While mobile platforms have helped automate premium collections, insurance is still a product that needs to be sold by humans, argues Mr Agartson, especially in countries where it is little understood.
“Even if everything is digitalised – applications, payments, claims – it’s not enough, because people aren’t aware of how insurance works,” he says.
“People need to be educated… so we have 3,500 people in call centres and out in the streets.”
As profit margins are small on such low-cost policies, the company needs to sell large volumes to make a profit, he says. But the sales agents also have to make sure customers can afford to keep up the payments.
“Having a network of agents that can also cash in and cash out money is useful for operators to have in such markets,” says Mr Kent.
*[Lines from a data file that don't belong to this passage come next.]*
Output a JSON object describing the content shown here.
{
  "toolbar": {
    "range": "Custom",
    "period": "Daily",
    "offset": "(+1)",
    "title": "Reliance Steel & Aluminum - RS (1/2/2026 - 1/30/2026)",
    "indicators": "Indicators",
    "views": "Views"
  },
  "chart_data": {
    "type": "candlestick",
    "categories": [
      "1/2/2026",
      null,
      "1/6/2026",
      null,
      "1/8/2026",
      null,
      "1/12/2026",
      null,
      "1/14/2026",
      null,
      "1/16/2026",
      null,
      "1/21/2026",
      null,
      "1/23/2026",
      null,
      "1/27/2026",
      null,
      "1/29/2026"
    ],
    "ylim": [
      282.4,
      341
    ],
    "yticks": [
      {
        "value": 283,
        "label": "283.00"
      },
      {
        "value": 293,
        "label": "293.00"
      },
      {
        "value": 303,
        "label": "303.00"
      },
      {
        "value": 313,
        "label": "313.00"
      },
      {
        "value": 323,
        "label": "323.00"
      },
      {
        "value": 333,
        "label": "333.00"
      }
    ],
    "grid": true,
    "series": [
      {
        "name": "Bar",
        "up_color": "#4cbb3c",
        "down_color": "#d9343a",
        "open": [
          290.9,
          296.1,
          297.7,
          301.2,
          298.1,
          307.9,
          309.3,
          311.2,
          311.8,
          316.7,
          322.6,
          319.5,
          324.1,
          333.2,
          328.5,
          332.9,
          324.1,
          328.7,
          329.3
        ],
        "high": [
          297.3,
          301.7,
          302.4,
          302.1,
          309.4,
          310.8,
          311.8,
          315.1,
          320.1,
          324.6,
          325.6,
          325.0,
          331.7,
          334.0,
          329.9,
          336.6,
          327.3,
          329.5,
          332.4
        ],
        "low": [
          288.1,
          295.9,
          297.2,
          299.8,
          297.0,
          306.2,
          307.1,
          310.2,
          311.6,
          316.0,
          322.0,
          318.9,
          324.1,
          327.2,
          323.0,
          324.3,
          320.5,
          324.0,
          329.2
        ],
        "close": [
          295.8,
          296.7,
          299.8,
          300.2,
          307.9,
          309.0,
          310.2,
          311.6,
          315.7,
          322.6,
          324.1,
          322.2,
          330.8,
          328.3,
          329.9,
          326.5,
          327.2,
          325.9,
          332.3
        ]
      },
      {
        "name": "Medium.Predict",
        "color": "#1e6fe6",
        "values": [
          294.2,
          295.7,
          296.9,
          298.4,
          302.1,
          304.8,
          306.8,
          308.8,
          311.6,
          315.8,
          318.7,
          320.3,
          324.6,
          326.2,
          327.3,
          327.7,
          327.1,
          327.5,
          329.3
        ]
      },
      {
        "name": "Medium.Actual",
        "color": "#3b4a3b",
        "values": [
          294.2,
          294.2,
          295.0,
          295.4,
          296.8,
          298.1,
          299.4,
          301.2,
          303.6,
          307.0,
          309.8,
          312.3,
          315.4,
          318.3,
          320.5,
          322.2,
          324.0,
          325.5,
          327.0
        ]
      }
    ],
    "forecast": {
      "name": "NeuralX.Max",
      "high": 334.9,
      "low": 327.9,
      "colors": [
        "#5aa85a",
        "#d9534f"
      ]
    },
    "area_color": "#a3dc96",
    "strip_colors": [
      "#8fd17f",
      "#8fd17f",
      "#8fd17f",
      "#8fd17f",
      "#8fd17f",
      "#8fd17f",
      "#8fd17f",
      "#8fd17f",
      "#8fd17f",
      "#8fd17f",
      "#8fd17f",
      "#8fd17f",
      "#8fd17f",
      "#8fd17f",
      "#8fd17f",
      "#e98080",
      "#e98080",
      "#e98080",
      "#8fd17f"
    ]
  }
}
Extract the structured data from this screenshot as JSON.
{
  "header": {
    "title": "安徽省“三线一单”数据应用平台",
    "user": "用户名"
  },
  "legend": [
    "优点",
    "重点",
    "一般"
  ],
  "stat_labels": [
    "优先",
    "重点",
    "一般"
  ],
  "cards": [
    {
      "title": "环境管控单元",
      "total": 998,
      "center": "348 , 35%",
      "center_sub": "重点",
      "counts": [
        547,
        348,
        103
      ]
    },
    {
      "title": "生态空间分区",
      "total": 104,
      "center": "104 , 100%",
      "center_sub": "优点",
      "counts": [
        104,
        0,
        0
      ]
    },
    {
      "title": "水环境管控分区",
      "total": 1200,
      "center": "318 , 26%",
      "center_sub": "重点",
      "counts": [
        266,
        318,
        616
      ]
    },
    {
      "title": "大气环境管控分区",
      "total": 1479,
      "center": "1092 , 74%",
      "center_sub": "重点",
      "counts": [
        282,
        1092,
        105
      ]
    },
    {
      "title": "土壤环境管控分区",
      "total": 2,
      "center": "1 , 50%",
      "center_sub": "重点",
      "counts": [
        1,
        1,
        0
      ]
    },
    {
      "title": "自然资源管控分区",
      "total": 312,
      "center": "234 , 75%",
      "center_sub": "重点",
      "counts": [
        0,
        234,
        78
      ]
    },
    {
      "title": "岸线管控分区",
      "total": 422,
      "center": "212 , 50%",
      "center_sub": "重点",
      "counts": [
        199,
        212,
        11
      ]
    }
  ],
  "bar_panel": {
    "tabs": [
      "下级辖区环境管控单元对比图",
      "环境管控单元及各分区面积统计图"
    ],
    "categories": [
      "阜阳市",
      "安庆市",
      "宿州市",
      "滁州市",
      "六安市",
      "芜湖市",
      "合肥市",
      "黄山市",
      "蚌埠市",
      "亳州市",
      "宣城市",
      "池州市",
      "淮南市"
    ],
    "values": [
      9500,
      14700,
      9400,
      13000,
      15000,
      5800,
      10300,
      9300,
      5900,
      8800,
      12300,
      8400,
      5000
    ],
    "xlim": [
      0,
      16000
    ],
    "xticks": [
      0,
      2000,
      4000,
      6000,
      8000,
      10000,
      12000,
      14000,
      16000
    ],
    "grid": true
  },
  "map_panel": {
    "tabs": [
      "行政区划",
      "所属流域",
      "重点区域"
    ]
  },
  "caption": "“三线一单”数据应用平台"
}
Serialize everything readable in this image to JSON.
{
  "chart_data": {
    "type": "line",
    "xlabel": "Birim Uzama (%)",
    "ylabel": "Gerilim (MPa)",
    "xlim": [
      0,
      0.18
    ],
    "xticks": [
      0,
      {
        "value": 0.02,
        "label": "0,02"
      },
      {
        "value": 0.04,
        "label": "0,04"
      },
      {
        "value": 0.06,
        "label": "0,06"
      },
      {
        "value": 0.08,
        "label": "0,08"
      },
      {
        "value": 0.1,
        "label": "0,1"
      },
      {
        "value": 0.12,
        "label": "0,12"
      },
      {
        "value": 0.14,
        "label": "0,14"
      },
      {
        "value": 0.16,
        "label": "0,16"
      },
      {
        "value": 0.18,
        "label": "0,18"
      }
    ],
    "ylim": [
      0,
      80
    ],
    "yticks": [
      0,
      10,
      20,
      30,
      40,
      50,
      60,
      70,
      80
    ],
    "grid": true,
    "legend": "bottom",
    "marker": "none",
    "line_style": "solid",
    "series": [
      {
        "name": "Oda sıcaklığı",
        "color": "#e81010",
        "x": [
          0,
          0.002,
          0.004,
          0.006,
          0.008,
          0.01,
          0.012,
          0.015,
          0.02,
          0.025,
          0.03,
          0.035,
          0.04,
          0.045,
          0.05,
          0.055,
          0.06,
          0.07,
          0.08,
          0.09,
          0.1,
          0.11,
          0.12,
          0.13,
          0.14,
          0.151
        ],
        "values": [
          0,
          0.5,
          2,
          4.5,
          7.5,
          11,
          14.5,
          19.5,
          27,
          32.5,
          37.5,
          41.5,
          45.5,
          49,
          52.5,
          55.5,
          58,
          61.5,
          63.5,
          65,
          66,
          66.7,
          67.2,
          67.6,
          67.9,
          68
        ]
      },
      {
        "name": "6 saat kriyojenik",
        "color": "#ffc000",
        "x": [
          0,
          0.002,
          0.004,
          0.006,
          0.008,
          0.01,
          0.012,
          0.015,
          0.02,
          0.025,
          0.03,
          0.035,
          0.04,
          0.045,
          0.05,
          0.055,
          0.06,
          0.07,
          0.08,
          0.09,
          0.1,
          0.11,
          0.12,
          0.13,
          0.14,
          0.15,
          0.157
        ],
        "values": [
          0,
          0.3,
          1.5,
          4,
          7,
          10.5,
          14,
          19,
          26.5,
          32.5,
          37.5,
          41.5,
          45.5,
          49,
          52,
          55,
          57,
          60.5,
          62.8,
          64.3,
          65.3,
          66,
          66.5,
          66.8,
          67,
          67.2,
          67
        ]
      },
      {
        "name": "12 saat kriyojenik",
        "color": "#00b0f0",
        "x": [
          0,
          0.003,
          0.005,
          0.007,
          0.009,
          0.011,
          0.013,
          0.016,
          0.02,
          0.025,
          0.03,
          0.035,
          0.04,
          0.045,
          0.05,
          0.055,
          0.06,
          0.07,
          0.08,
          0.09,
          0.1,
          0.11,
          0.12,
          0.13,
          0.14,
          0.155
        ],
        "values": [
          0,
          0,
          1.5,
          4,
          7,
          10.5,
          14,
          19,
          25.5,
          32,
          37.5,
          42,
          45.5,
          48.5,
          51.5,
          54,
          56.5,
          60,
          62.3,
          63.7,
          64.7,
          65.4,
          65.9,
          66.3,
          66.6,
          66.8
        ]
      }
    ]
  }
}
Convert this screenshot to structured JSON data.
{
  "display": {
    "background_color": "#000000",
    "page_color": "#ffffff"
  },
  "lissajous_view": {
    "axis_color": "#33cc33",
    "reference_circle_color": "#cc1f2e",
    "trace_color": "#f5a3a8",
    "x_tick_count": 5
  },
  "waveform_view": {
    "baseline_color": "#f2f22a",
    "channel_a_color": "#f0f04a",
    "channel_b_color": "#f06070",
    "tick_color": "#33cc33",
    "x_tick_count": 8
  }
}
As more people buy smartphones – take up is now 30% to 40% in developing economies – there are opportunities to offer more interactive and targeted services, informed by analysis of the usage data such phones provide.
“Companies are applying analytics and machine learning to all this data to help operators assess the creditworthiness of prospective customers,” says Mr Kent.
By analysing how people use their phones, what they search for, what apps they use, and how financially literate they are, operators can decide what types of products would be most suitable for them and how much risk such customers represent.
Tech companies such as Juvo and Nuance have been moving into this space, offering analytics services to mobile operators.
But the uptake of insurance by mobile could be further accelerated once electronic signatures are more widely accepted.
Some countries still require physical signatures; others, like South Africa, have allowed digital signatures for several years.
Back in Ghana, Francis Aziale is one of 1.5 million people who now buy mobile insurance out of a population of about 28 million.
There is still plenty of room for growth, accelerated by technological innovation.